Russian life expectancy hit a high in the mid-1960s—69 years, the same as in the contemporary West. Since then, Westerners have added about a decade and a half to their average lifespans, while Russian life expectancy for males has shrunk to 63 and Russians of both sexes are five times more likely to die of “external” causes—murder, suicide, drowning, car crashes—than West Europeans. Birth rates cratered along with the Soviet Union; there were 148 million Russians in 1990; now there are 141 million. The country, Bullough argues, is dying from within.

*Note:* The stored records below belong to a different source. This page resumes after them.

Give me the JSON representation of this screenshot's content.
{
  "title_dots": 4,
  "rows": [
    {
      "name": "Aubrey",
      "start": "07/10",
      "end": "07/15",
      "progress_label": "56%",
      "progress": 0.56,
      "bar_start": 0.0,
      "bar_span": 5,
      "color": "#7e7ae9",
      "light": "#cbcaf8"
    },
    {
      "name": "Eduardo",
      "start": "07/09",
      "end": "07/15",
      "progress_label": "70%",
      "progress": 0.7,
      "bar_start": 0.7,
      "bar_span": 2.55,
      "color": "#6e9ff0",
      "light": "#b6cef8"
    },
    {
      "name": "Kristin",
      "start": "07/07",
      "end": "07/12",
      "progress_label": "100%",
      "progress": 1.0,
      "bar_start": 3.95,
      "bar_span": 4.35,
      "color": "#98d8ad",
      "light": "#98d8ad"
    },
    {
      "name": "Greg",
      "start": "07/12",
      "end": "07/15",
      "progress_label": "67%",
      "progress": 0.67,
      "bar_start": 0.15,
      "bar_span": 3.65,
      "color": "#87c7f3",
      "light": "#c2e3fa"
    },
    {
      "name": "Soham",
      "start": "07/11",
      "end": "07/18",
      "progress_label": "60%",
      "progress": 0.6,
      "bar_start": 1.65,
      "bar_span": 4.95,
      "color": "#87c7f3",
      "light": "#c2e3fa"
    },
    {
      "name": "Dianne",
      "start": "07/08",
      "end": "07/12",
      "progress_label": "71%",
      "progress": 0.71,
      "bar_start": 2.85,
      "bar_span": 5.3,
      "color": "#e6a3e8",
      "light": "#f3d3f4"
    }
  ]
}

What distinguishes The Last Man is the way Bullough searches for why, which he does by tracing the story arc of a dissident Orthodox priest under Communism. As much as Dimitry Dudko preached the saving message of the Gospel, he also ceaselessly urged Russians—thousands of whom attended his 1970s sermons—to fight state attempts to divide and break them, especially along ethnic lines, and to form communities of trust, however small, in which no one had to fear that everyone around him was a potential informer. But the KGB eventually got to him too, and Dudko appeared on TV in 1980 to say the Kremlin was right all along: the Jews and enemy spies were to blame for everything. In Bullough’s retelling, Dudko’s story is Russia’s: a broken man representing a broken nation. “If you deny people hope and love and friendship, then they sicken and despair,” he writes. “They drink themselves to death, and they stop having children.”